Nós quase perdemos o sentido de dom implícito na palavra "mútuo". Para nós, isso significa que se Enzo faz algo, então Maria faz o mesmo, e assim por diante, até o fim dos tempos. Nós interpretamos isso como uma identidade plana. Mas o significado interno da palavra envolve uma troca de presentes, uma reciprocidade que não é aritmética, mas humana. Assim, a mutualidade do amor entre marido e esposa é implícita em seus deveres separados e distintos. É precisamente porque o marido e a esposa não são iguais em seu modo de ser humano e até mesmo em suas relações físicas um com o outro que eles podem incorporar plenamente o completo dom de si que o amor exige. Cada um complementa o outro; cada um completa o outro, e essa complementação não é subjetiva, mas um fato objetivo e encarnado. Os dois são uma só carne. O homem é para a mulher, a mulher é para o homem, e ambos, como indivíduos e como casal casado, são para Deus.


Das uniões matrimoniais cristãs, diz Leo, "o Estado pode justamente esperar uma raça de cidadãos animados por um bom espírito e cheios de reverência e amor a Deus, reconhecendo nisso seu dever de obedecer aqueles que governam de forma justa e legal, amar a todos e não prejudicar ninguém". O que, em contraste, podemos esperar de uma antissociedade de autodeterminação e divórcio? Pois alguns hedonistas se deleitam com riquezas, e outros se deleitam com sexo, e outros ainda com prestígio ou comodidade ou emoções frenéticas. Leo não vai amenizar as palavras. Quando o casamento cristão é depreciado, o homem afunda "na escravidão de sua natureza viciosa e paixões vis", e nada, diz Leo, "tem tanto poder para devastar famílias e destruir o esteio dos reinos quanto a corrupção dos costumes". Ou será que devemos acreditar que homens que são desavergonhados e irresponsáveis nas relações humanas mais íntimas e socialmente produtivas serão, em grande número, animados pela responsabilidade cívica e pelo amor ao próximo em suas outras ações públicas, onde seus deveres são menos claros e as oportunidades de interesse próprio são quase ilimitadas?
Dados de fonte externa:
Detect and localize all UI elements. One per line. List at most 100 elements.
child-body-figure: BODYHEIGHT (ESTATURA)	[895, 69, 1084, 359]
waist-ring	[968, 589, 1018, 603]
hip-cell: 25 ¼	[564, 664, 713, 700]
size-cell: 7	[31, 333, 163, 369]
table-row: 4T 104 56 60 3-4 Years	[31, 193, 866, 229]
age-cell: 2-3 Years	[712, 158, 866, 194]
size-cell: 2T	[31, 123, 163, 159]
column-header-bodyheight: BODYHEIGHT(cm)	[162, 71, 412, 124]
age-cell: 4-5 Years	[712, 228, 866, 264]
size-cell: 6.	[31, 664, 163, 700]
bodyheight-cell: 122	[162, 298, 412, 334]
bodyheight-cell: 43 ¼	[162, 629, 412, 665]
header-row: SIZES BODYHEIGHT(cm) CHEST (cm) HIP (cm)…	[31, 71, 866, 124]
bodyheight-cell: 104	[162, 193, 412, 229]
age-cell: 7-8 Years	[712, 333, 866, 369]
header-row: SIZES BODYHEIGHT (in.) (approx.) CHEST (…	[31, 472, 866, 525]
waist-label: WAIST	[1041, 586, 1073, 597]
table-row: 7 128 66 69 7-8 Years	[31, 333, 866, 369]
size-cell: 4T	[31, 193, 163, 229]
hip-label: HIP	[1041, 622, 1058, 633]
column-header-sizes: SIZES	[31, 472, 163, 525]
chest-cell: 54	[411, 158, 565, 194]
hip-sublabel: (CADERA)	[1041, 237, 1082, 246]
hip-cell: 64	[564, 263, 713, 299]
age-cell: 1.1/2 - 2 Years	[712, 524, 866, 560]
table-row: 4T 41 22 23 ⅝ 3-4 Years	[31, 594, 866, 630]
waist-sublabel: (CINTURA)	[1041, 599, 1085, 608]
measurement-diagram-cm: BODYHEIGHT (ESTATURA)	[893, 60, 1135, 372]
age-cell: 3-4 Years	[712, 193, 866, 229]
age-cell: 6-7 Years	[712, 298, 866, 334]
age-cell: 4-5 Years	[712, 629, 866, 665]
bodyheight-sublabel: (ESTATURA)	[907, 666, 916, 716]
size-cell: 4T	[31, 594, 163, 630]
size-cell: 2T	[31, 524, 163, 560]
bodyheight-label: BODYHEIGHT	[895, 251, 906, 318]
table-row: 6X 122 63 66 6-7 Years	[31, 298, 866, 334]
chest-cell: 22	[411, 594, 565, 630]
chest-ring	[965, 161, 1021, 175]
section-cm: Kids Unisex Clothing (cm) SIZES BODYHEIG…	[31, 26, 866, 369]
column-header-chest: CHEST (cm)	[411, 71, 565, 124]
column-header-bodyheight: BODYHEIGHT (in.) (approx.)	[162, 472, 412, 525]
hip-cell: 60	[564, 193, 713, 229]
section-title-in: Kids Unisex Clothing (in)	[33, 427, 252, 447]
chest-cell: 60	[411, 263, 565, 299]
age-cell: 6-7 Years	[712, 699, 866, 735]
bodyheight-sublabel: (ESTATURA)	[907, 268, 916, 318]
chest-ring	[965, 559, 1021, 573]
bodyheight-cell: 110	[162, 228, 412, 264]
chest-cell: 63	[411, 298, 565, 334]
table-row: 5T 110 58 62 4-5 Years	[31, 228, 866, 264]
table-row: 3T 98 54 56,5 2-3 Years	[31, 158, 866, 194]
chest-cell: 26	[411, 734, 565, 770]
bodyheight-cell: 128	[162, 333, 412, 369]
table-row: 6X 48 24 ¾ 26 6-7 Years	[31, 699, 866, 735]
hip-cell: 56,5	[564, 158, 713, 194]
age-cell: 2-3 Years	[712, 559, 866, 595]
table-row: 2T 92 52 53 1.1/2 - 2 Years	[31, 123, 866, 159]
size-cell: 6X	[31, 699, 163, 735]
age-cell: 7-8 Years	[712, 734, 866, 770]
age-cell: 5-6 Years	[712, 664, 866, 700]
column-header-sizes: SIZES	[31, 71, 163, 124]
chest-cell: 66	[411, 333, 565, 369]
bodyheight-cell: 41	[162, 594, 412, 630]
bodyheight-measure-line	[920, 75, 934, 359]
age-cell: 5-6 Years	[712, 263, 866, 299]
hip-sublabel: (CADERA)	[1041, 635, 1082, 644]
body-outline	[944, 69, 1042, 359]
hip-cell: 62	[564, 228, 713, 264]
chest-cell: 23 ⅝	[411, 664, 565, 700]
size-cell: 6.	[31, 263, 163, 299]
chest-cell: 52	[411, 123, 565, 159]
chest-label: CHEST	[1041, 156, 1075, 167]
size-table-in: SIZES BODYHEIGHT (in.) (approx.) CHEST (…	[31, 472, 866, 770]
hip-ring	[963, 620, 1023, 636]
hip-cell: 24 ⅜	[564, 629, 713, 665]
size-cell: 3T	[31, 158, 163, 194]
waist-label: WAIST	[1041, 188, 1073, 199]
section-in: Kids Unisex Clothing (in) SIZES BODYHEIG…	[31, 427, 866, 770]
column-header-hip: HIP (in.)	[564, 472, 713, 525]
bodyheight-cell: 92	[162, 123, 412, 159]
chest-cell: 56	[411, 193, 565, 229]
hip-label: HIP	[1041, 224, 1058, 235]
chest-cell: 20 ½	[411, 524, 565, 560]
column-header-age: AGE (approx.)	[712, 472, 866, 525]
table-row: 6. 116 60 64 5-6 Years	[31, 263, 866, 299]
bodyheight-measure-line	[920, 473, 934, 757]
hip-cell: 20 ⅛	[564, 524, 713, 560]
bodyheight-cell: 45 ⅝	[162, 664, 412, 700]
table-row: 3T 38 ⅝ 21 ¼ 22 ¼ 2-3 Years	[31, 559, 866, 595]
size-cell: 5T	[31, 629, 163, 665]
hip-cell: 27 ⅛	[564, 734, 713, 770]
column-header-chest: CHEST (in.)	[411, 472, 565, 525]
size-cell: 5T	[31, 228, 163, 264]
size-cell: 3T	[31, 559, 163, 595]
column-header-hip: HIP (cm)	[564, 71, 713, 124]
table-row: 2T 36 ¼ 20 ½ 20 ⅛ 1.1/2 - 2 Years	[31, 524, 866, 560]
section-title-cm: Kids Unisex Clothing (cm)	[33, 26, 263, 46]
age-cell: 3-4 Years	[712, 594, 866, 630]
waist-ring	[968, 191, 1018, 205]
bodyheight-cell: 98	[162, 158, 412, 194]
Todo pecado contra o casamento é um pecado contra a própria possibilidade de qualquer tipo de sociedade. Quem são os inimigos do casamento no Brasil? protestantes, liberais e progressistas. Todo casamento cristão iniciado com pureza e mantido com fidelidade, dever e amor é um exemplo para todas as relações sociais, e nos permite imaginar algo melhor do que a solidão da autodeterminação "casada", em uma simbiose terrível, com a desumanidade da economia sem lares e um estado sem cidadãos.